Envidia

Del latín invidĭa, es el deseo de obtener algo que posee otra persona y que uno carece. Se trata, por lo tanto, del pesar, la tristeza o el malestar por el bien ajeno. En este sentido, la envidia constituye el resentimiento.

La envidia es considerada como un sentimiento que lleva a la persona a no ser feliz con lo que posee, ya que mira más las pertenencias de los demás mas que la suya propia, carece de una falta de auto estima y su forma de actuar no es sincera consigo mismo.

Esta doble condición de desear algo que no se tiene y pretender obtenerlo a partir de lo que otro tiene hace que la envidia cause infelicidad y dolor a aquel que experimenta el sentimiento. El envidioso no se conforma con obtener algo, sino que quiere producir el mal a la persona por la cual le tiene envidia.

El primer caso de envidia que se registró en el gran libro, fue el de Caín y Abel. Observemos lo que paso:

También Abel, por su parte, trajo de los primogénitos de sus ovejas y de la grosura de los mismos. Y el Señor miró con agrado a Abel y a su ofrenda, pero a Caín y su ofrenda no miró con agrado. Y Caín se enojó mucho y su semblante se demudó.

Entonces el Señor dijo a Caín: ¿Por qué estás enojado, y por qué se ha demudado tu semblante?
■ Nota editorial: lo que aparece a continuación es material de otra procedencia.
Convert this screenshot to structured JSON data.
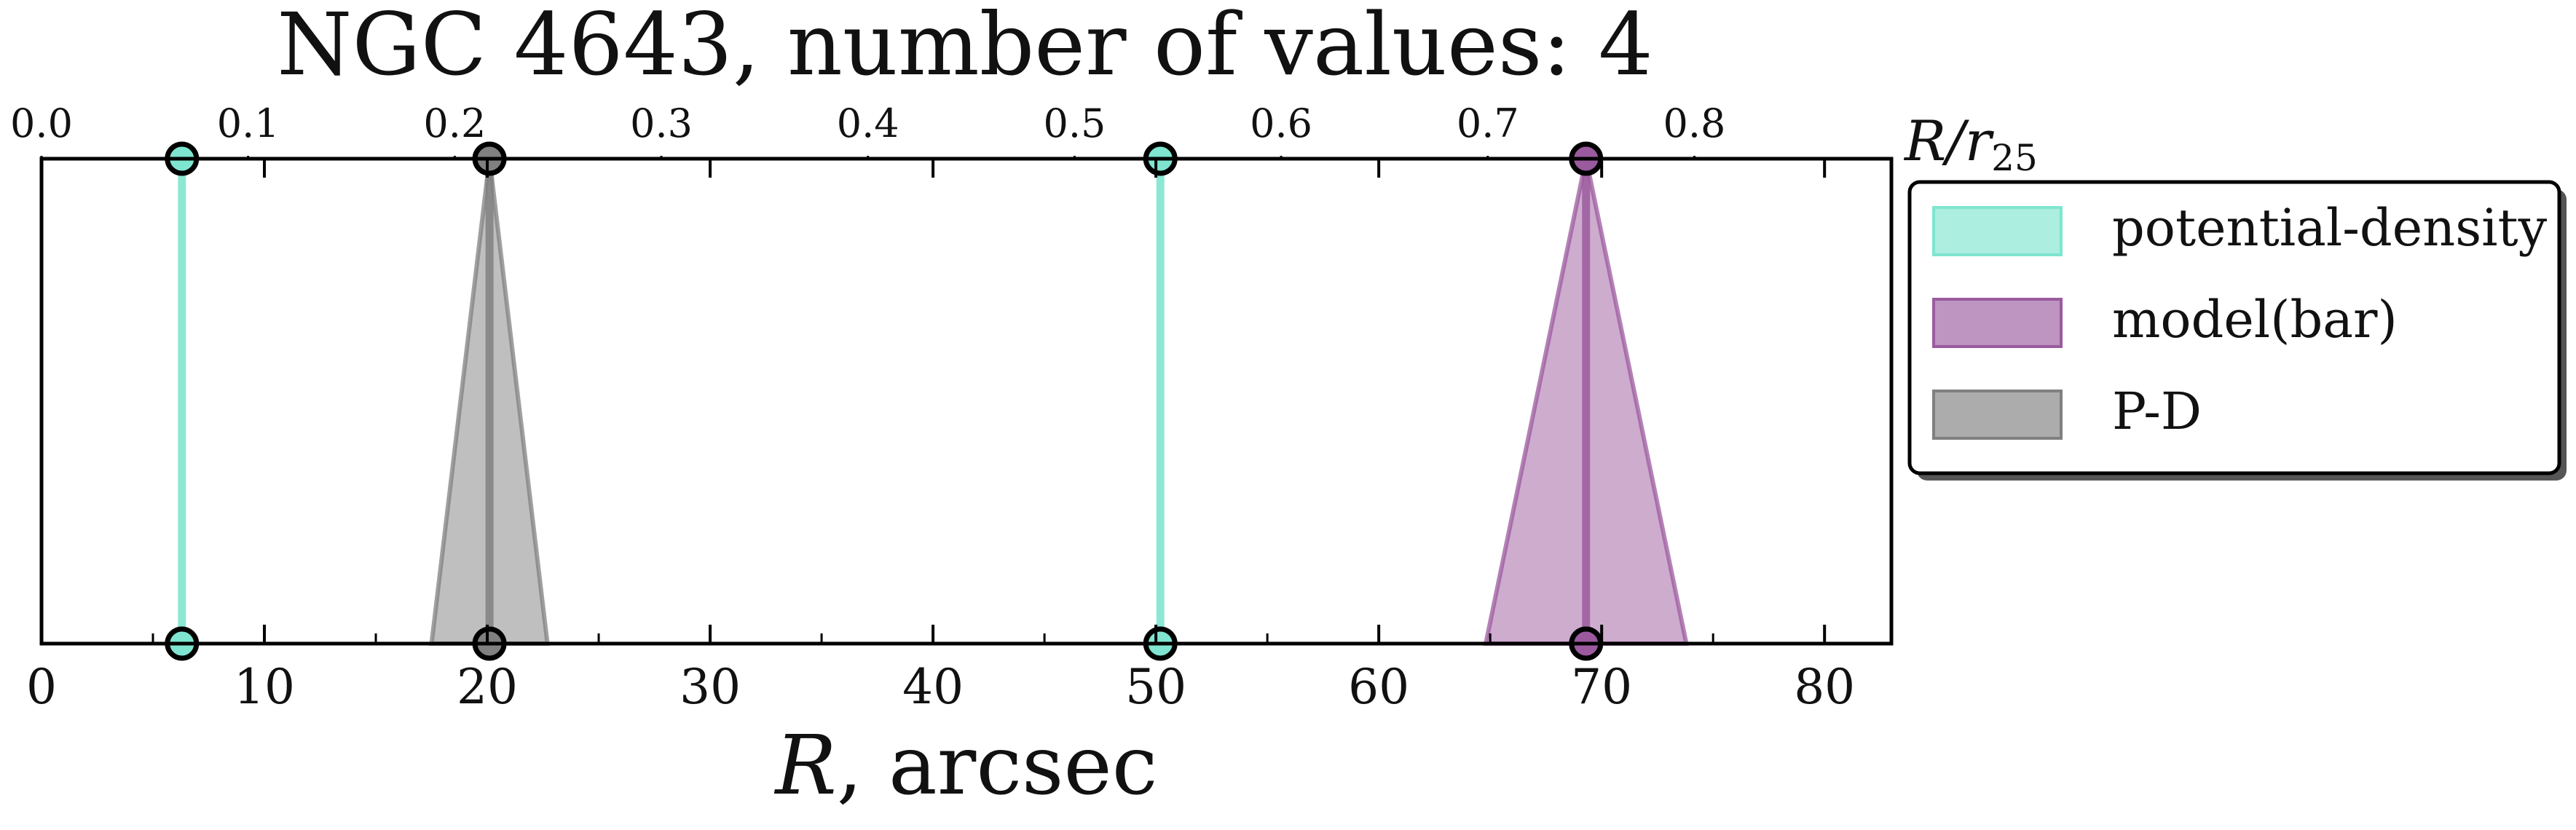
{
  "chart_data": {
    "type": "area",
    "title": "NGC 4643, number of values: 4",
    "xlabel_main": "R",
    "xlabel_unit": ", arcsec",
    "x2label_main": "R/r",
    "x2label_sub": "25",
    "xlim": [
      0,
      83
    ],
    "x_ticks": [
      "0",
      "10",
      "20",
      "30",
      "40",
      "50",
      "60",
      "70",
      "80"
    ],
    "x2_ticks": [
      "0.0",
      "0.1",
      "0.2",
      "0.3",
      "0.4",
      "0.5",
      "0.6",
      "0.7",
      "0.8"
    ],
    "r25_arcsec": 92.7,
    "grid": false,
    "legend_position": "right",
    "series": [
      {
        "name": "potential-density",
        "color": "#7fe5d0",
        "values": [
          {
            "x": 6.3,
            "err": 0
          },
          {
            "x": 50.2,
            "err": 0
          }
        ]
      },
      {
        "name": "model(bar)",
        "color": "#9b5a9e",
        "values": [
          {
            "x": 69.3,
            "err": 4.5
          }
        ]
      },
      {
        "name": "P-D",
        "color": "#808080",
        "values": [
          {
            "x": 20.1,
            "err": 2.6
          }
        ]
      }
    ]
  }
}
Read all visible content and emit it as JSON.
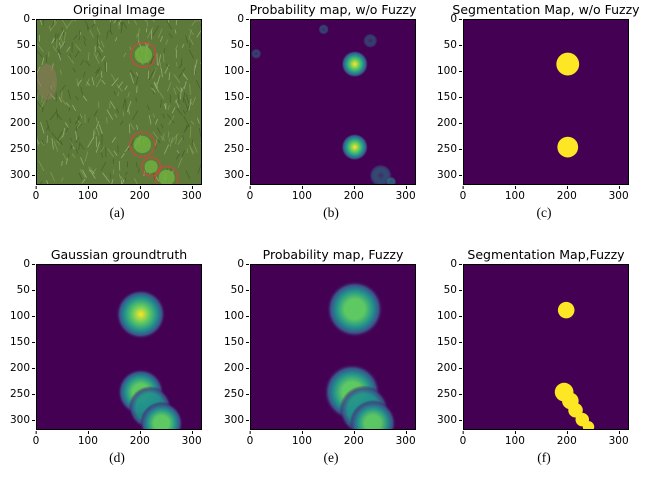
{
  "panels": [
    {
      "id": "a",
      "title": "Original Image",
      "caption": "(a)",
      "kind": "photo",
      "blobs": [
        {
          "cx": 205,
          "cy": 67,
          "r": 24
        },
        {
          "cx": 203,
          "cy": 240,
          "r": 24
        },
        {
          "cx": 220,
          "cy": 283,
          "r": 18
        },
        {
          "cx": 250,
          "cy": 304,
          "r": 22
        }
      ],
      "circle_color": "#c84a3a"
    },
    {
      "id": "b",
      "title": "Probability map, w/o Fuzzy",
      "caption": "(b)",
      "kind": "prob",
      "blobs": [
        {
          "cx": 200,
          "cy": 85,
          "r": 26,
          "v": 1.0
        },
        {
          "cx": 200,
          "cy": 245,
          "r": 26,
          "v": 1.0
        },
        {
          "cx": 140,
          "cy": 18,
          "r": 10,
          "v": 0.15
        },
        {
          "cx": 230,
          "cy": 40,
          "r": 14,
          "v": 0.12
        },
        {
          "cx": 10,
          "cy": 65,
          "r": 10,
          "v": 0.12
        },
        {
          "cx": 250,
          "cy": 300,
          "r": 22,
          "v": 0.2
        },
        {
          "cx": 270,
          "cy": 312,
          "r": 10,
          "v": 0.3
        }
      ]
    },
    {
      "id": "c",
      "title": "Segmentation Map, w/o Fuzzy",
      "caption": "(c)",
      "kind": "seg",
      "blobs": [
        {
          "cx": 200,
          "cy": 85,
          "r": 22
        },
        {
          "cx": 200,
          "cy": 245,
          "r": 20
        }
      ]
    },
    {
      "id": "d",
      "title": "Gaussian groundtruth",
      "caption": "(d)",
      "kind": "gauss",
      "blobs": [
        {
          "cx": 200,
          "cy": 95,
          "r": 30,
          "v": 1.0
        },
        {
          "cx": 200,
          "cy": 245,
          "r": 28,
          "v": 0.85
        },
        {
          "cx": 218,
          "cy": 275,
          "r": 26,
          "v": 0.6
        },
        {
          "cx": 240,
          "cy": 305,
          "r": 26,
          "v": 0.8
        }
      ]
    },
    {
      "id": "e",
      "title": "Probability map, Fuzzy",
      "caption": "(e)",
      "kind": "gauss",
      "blobs": [
        {
          "cx": 200,
          "cy": 85,
          "r": 34,
          "v": 0.75
        },
        {
          "cx": 195,
          "cy": 245,
          "r": 34,
          "v": 0.85
        },
        {
          "cx": 218,
          "cy": 280,
          "r": 30,
          "v": 0.6
        },
        {
          "cx": 235,
          "cy": 305,
          "r": 28,
          "v": 0.65
        }
      ]
    },
    {
      "id": "f",
      "title": "Segmentation Map,Fuzzy",
      "caption": "(f)",
      "kind": "seg",
      "blobs": [
        {
          "cx": 197,
          "cy": 87,
          "r": 16
        },
        {
          "cx": 193,
          "cy": 245,
          "r": 18
        },
        {
          "cx": 205,
          "cy": 262,
          "r": 16
        },
        {
          "cx": 215,
          "cy": 280,
          "r": 14
        },
        {
          "cx": 228,
          "cy": 298,
          "r": 13
        },
        {
          "cx": 240,
          "cy": 312,
          "r": 11
        }
      ]
    }
  ],
  "axis": {
    "y_ticks": [
      "0",
      "50",
      "100",
      "150",
      "200",
      "250",
      "300"
    ],
    "y_values": [
      0,
      50,
      100,
      150,
      200,
      250,
      300
    ],
    "x_ticks": [
      "0",
      "100",
      "200",
      "300"
    ],
    "x_values": [
      0,
      100,
      200,
      300
    ],
    "range": [
      0,
      320
    ]
  },
  "colors": {
    "background": "#440154",
    "low": "#3b528b",
    "mid": "#21918c",
    "high": "#5ec962",
    "peak": "#fde725",
    "grass": "#5e7a3a"
  }
}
Si haces bien, ¿no serás aceptado? Y si no haces bien, el pecado yace a la puerta y te codicia, pero tú debes dominarlo. Y Caín dijo a su hermano Abel: vayamos al campo. Y aconteció que cuando estaban en el campo, Caín se levantó contra su hermano Abel y lo mató.

Entonces el Señor dijo a Caín: ¿Dónde está tu hermano Abel? Y él respondió: No sé. ¿Soy yo acaso guardián de mi hermano?

Y El le dijo: ¿Qué has hecho? La voz de la sangre de tu hermano clama a mí desde la tierra.

Ahora pues, maldito eres de la tierra, que ha abierto su boca para recibir de tu mano la sangre de tu hermano. Génesis 4:4-11.

En esta escena podemos identificar lo que puede producir la envidia:

La envidia cambia el semblante, produce enojo, inconformidad, codicia y pecado, que puede llevar a la persona a actuar mal contra la otra. Esto conlleva a la persona a ser maldecido por Dios.

Ser envidioso es no estar conforme, su anhelo de poder conseguir lo de lo demás a costa del mal ajeno, poniéndolo en una posición de ceguera y de inconformidad.

Por lo generar la persona envidiosa le cuesta reconocerla, es hipócrita y quiere aparentar que es mejor que la otra, se oculta en una mentira, ya que demuestra su ansiedad por lograr obtener lo del otro.

Están envanecido y nada entiende, sino que tiene un interés morboso en discusiones y contiendas de palabras, de las cuales nacen envidias, pleitos, blasfemias, malas sospechas, y constantes rencillas entre hombres de mente depravada, que están privados de la verdad. 1 Timoteo 6:5

Guárdate de la envidia, se conforme con lo que Dios te provee y verás que La Paz te acompañará.

Oración: Guarda mi corazón o Dios de la envidia, ayúdame a poder apreciar y disfrutar de cada bendición que tú me das, sabiendo estar conforme a tu palabra. Amén.